Щукин, легко сходившийся с людьми, был знаком с Петровым и, следовательно, со всеми швейцарами, гардеробщиками, официантами и особенно официантками.

Вот и сейчас началось с того, что швейцар Митрич, вольготно покуривавший на крыльце ресторана, едва заметив выходящего из такси Щукина, бросил сигарету и подтянулся, словно ефрейтор перед генералом, хотя на самом деле был полковником в отставке.

– Привет труженикам общепита! – весело приветствовал Митрича Щукин, проходя в распахнутую перед ним дверь.

Митрич низко поклонился, льстиво пробормотал что-то насчет удачной сделки и, осторожно прикрыв за Николаем дверь, отошел в сторону, сжимая в руке только что полученную купюру.

Точно такую же купюру сунули в свои карманы и гардеробщик, ринувшийся из-за своей конторки только для того, чтобы смахнуть с безукоризненно сидящего пиджака Щукина какую-то незаметную пылинку, и немолодой степенный официант Иван Степанович, гордящийся тем, что его сын учится в Московском университете. Щукин сел за излюбленный свой столик – у окна, в прохладной полутьме зала, наполовину скрытый от всех присутствующих громадной пальмой, – а Иван Степанович, чуть не подпрыгивая от радости, что он первым успел перехватить такого перспективного клиента, как Арнольд Маслов (под этим именем был известен Щукин в «Золотом гребешке»), направился на кухню лично распорядиться насчет закусок.

Щукин оглядел зал ресторана. Еще довольно рано было, и, кроме пожилой семейной пары, скромно отмечающей какой-то свой юбилей, никого в зале не было.

Николай закурил и только успел сделать первую затяжку, а в проеме кухонной двери уже показался Иван Степанович с огромным подносом, сплошь уставленным тарелками, тарелочками и розетками с самыми разнообразными закусками.

– Да, – проговорил Щукин, когда Иван Степанович, сервировав стол закусками, остановился, почтительно склонив голову, – да, – повторил он, наливая из хрустального графинчика первую рюмку и цепляя на тяжелую серебряную двузубую вилку кусок омара, – жизнь стоит того, чтобы жить. А жить нужно вот в этом городке… Работая, конечно, в центре.

Иван Степанович, деликатно покашляв, кивнул, выражая свое полнейшее согласие с клиентом.

– У вас городок хоть и маленький, – продолжал Щукин, рассматривая на свет напиток в хрустальной рюмке, – но чистое дыхание Европы чувствуется здесь сильнее, чем в Москве. Чистое дыхание. Смущает только одно… Почему у вас Митрич зубы не чистит? – строго осведомился вдруг Николай. – Чуть мне весь аппетит не перебил!

Степенный Иван Степанович почтительно посмеялся и, подождав, пока Николай выпил первую рюмку и закусил, осведомился:

– Какие будут распоряжения насчет горячего?

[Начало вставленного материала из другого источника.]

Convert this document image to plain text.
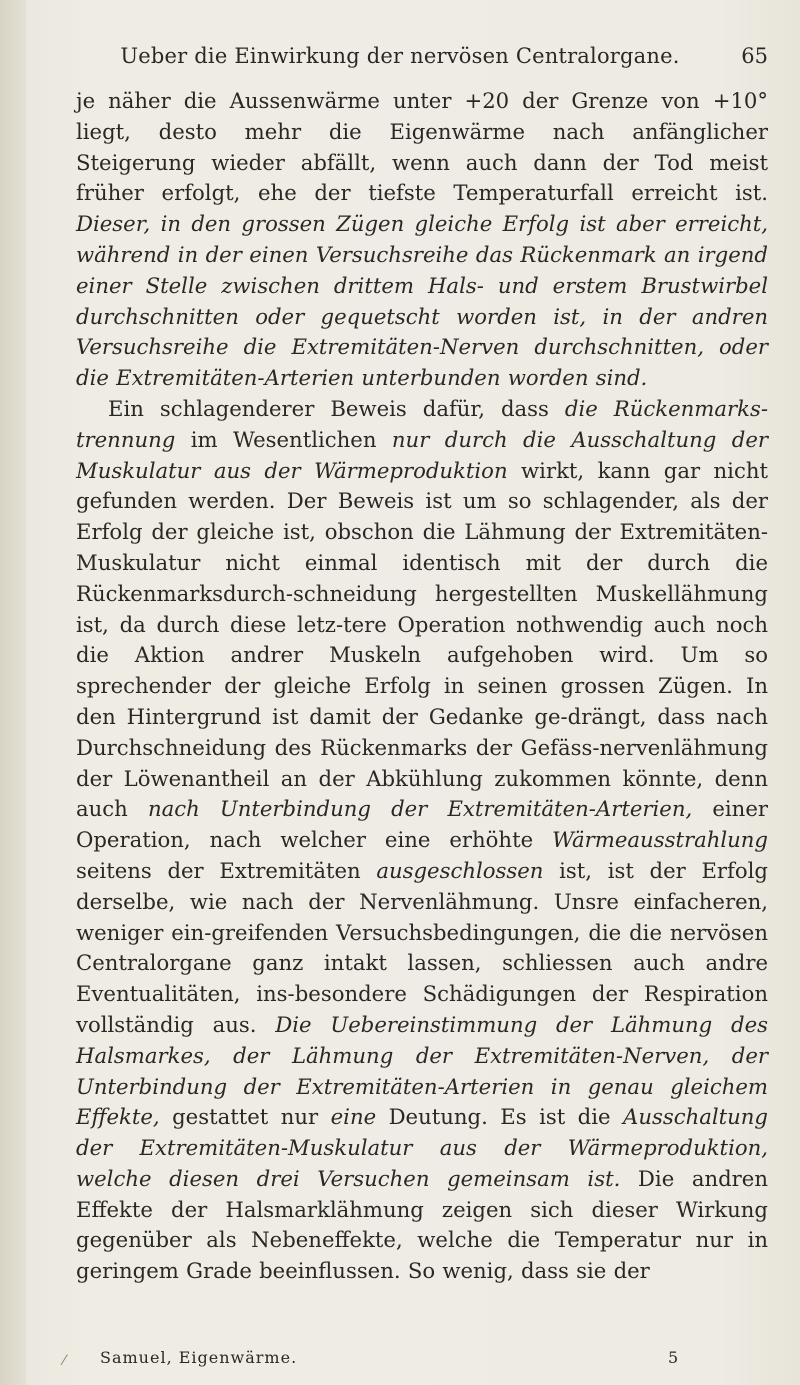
Ueber die Einwirkung der nervösen Centralorgane.	65

je näher die Aussenwärme unter +20 der Grenze von +10° liegt, desto mehr die Eigenwärme nach anfänglicher Steigerung wieder abfällt, wenn auch dann der Tod meist früher erfolgt, ehe der tiefste Temperaturfall erreicht ist. Dieser, in den grossen Zügen gleiche Erfolg ist aber erreicht, während in der einen Versuchsreihe das Rückenmark an irgend einer Stelle zwischen drittem Hals- und erstem Brustwirbel durchschnitten oder gequetscht worden ist, in der andren Versuchsreihe die Extremitäten-Nerven durchschnitten, oder die Extremitäten-Arterien unterbunden worden sind.

Ein schlagenderer Beweis dafür, dass die Rückenmarks-trennung im Wesentlichen nur durch die Ausschaltung der Muskulatur aus der Wärmeproduktion wirkt, kann gar nicht gefunden werden. Der Beweis ist um so schlagender, als der Erfolg der gleiche ist, obschon die Lähmung der Extremitäten-Muskulatur nicht einmal identisch mit der durch die Rückenmarksdurch-schneidung hergestellten Muskellähmung ist, da durch diese letz-tere Operation nothwendig auch noch die Aktion andrer Muskeln aufgehoben wird. Um so sprechender der gleiche Erfolg in seinen grossen Zügen. In den Hintergrund ist damit der Gedanke ge-drängt, dass nach Durchschneidung des Rückenmarks der Gefäss-nervenlähmung der Löwenantheil an der Abkühlung zukommen könnte, denn auch nach Unterbindung der Extremitäten-Arterien, einer Operation, nach welcher eine erhöhte Wärmeausstrahlung seitens der Extremitäten ausgeschlossen ist, ist der Erfolg derselbe, wie nach der Nervenlähmung. Unsre einfacheren, weniger ein-greifenden Versuchsbedingungen, die die nervösen Centralorgane ganz intakt lassen, schliessen auch andre Eventualitäten, ins-besondere Schädigungen der Respiration vollständig aus. Die Uebereinstimmung der Lähmung des Halsmarkes, der Lähmung der Extremitäten-Nerven, der Unterbindung der Extremitäten-Arterien in genau gleichem Effekte, gestattet nur eine Deutung. Es ist die Ausschaltung der Extremitäten-Muskulatur aus der Wärmeproduktion, welche diesen drei Versuchen gemeinsam ist. Die andren Effekte der Halsmarklähmung zeigen sich dieser Wirkung gegenüber als Nebeneffekte, welche die Temperatur nur in geringem Grade beeinflussen. So wenig, dass sie der

⁄ Samuel, Eigenwärme.	5
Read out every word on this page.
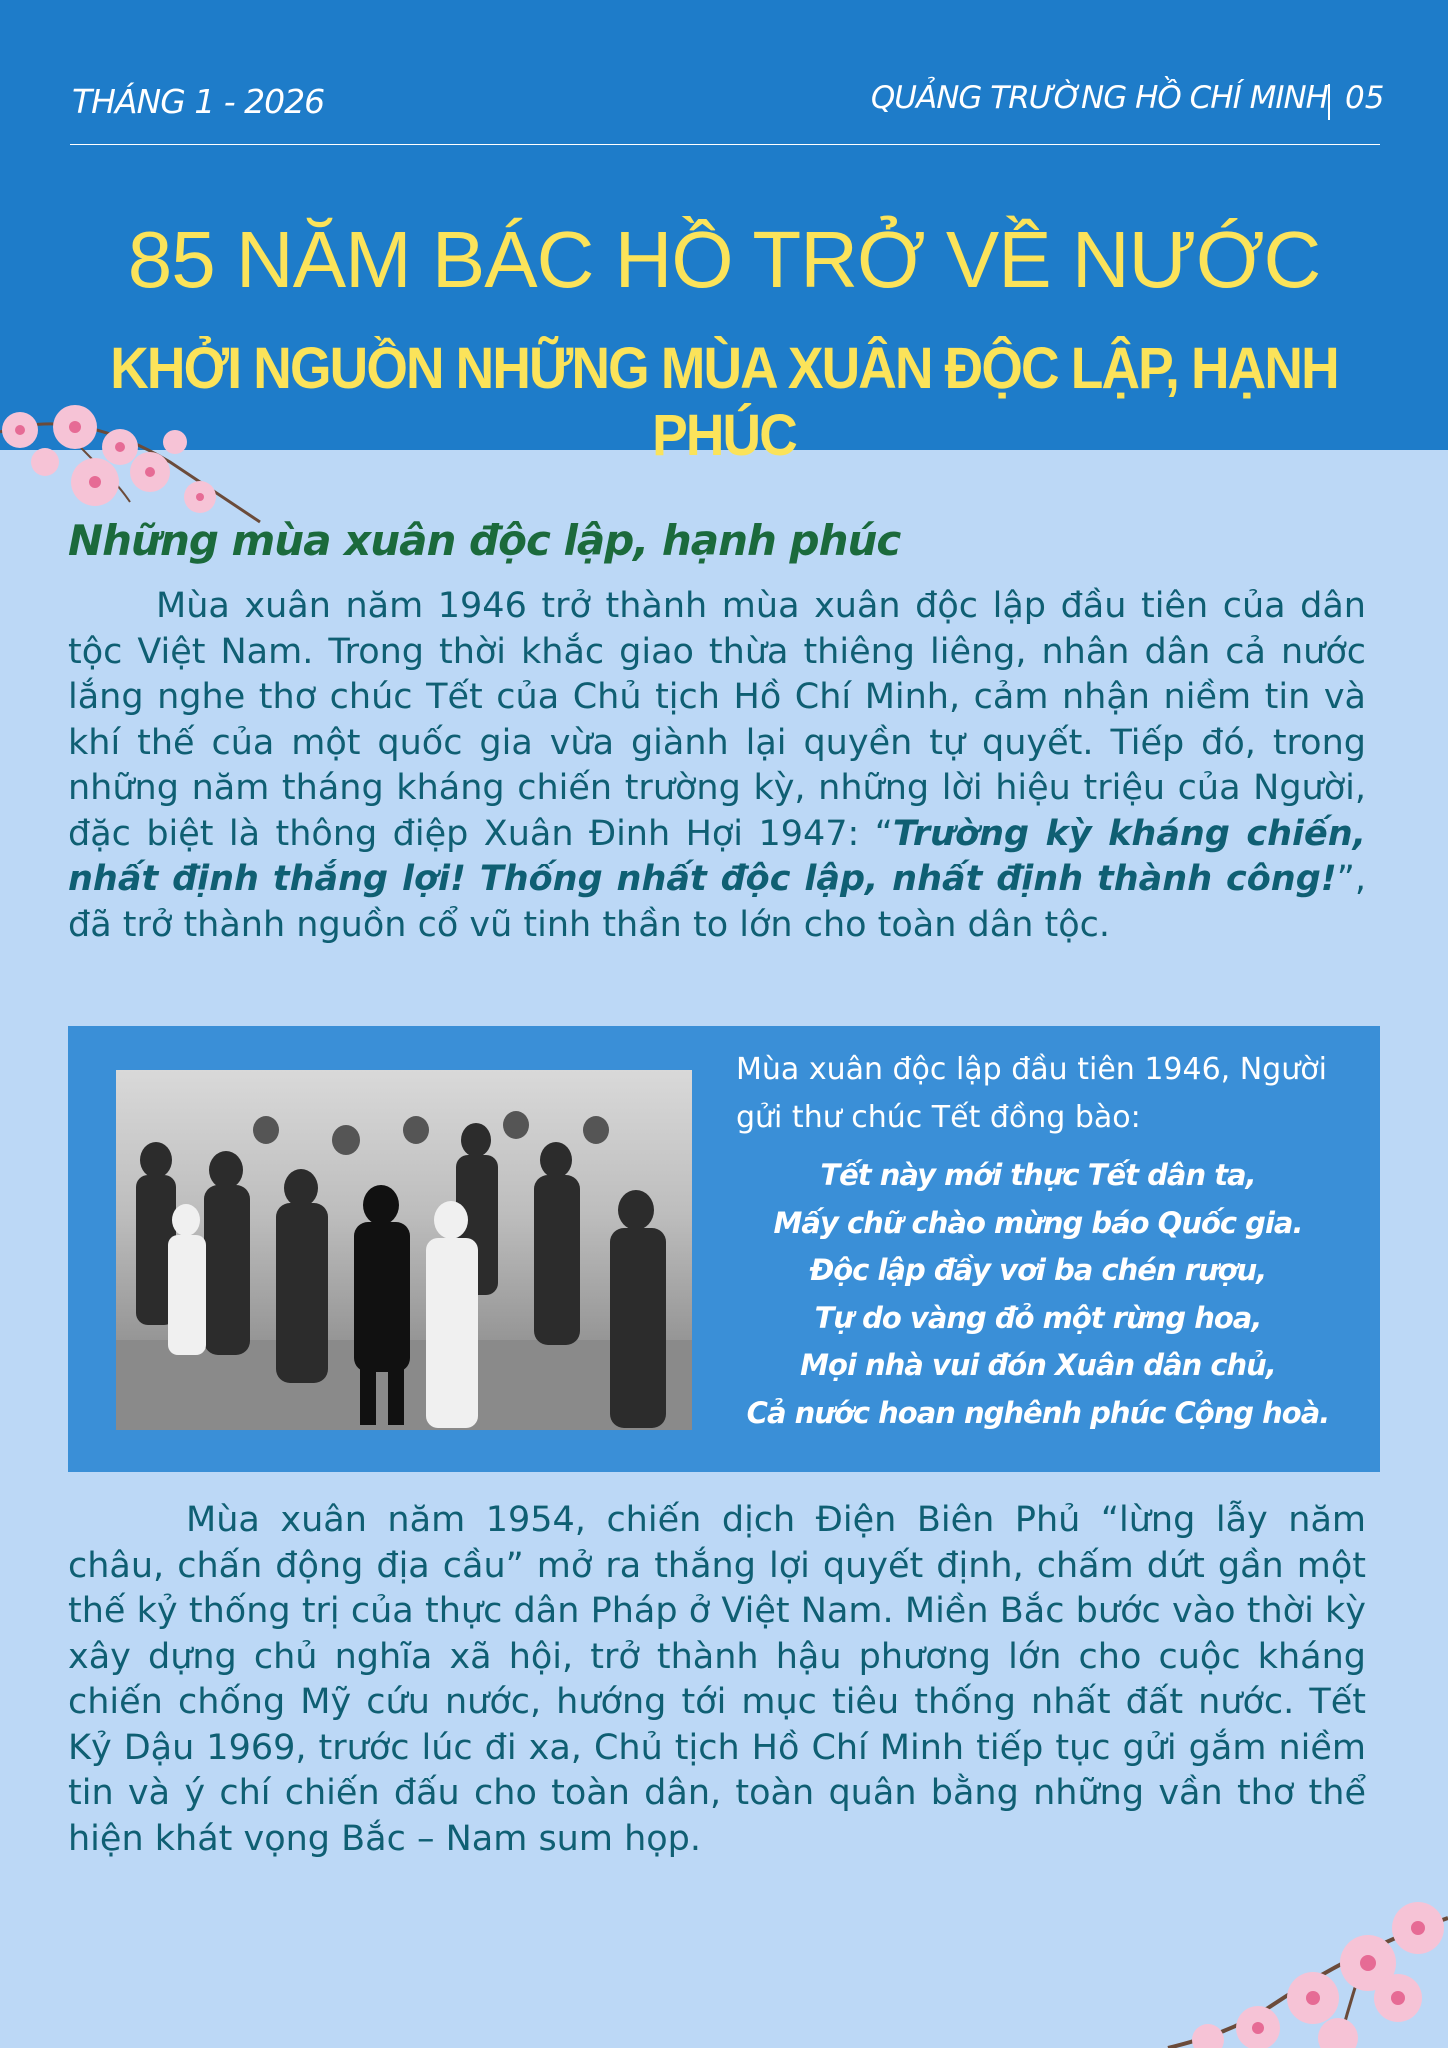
THÁNG 1 - 2026	QUẢNG TRƯỜNG HỒ CHÍ MINH 05
85 NĂM BÁC HỒ TRỞ VỀ NƯỚC
KHỞI NGUỒN NHỮNG MÙA XUÂN ĐỘC LẬP, HẠNH PHÚC
Những mùa xuân độc lập, hạnh phúc

Mùa xuân năm 1946 trở thành mùa xuân độc lập đầu tiên của dân tộc Việt Nam. Trong thời khắc giao thừa thiêng liêng, nhân dân cả nước lắng nghe thơ chúc Tết của Chủ tịch Hồ Chí Minh, cảm nhận niềm tin và khí thế của một quốc gia vừa giành lại quyền tự quyết. Tiếp đó, trong những năm tháng kháng chiến trường kỳ, những lời hiệu triệu của Người, đặc biệt là thông điệp Xuân Đinh Hợi 1947: “Trường kỳ kháng chiến, nhất định thắng lợi! Thống nhất độc lập, nhất định thành công!”, đã trở thành nguồn cổ vũ tinh thần to lớn cho toàn dân tộc.

Mùa xuân độc lập đầu tiên 1946, Người gửi thư chúc Tết đồng bào:
Tết này mới thực Tết dân ta,
Mấy chữ chào mừng báo Quốc gia.
Độc lập đầy vơi ba chén rượu,
Tự do vàng đỏ một rừng hoa,
Mọi nhà vui đón Xuân dân chủ,
Cả nước hoan nghênh phúc Cộng hoà.

Mùa xuân năm 1954, chiến dịch Điện Biên Phủ “lừng lẫy năm châu, chấn động địa cầu” mở ra thắng lợi quyết định, chấm dứt gần một thế kỷ thống trị của thực dân Pháp ở Việt Nam. Miền Bắc bước vào thời kỳ xây dựng chủ nghĩa xã hội, trở thành hậu phương lớn cho cuộc kháng chiến chống Mỹ cứu nước, hướng tới mục tiêu thống nhất đất nước. Tết Kỷ Dậu 1969, trước lúc đi xa, Chủ tịch Hồ Chí Minh tiếp tục gửi gắm niềm tin và ý chí chiến đấu cho toàn dân, toàn quân bằng những vần thơ thể hiện khát vọng Bắc – Nam sum họp.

Николай откинулся на спинку стула и покрутил в воздухе растопыренной пятерней.

– Понимаю… – закатил глаза Иван Степанович и засеменил на кухню.

Николай выпил вторую, снова закусил и негромко рассмеялся, вспомнив, как он, сидя в одном московском ресторане с цыпочкой, с которой только что познакомился, каждый раз, когда заказывал какое-либо блюдо, давал, чтобы произвести впечатление на цыпочку, на чай официанту крупную купюру. Купюру эту он тырил из кармана официанта и ему же с вальяжным видом подавал – за тот вечер купюра не один раз перекочевала из кармана официанта в руки Щукина и обратно, а в конце вечера Щукин – совсем тогда молодой человек – обнаглел до того, что расплатился за свой ужин, не потратив ни копейки собственной, даже чаевых оставил немерено – а тяжесть всех расходов понес ничего не подозревающий официант, обслуживающий Щукина.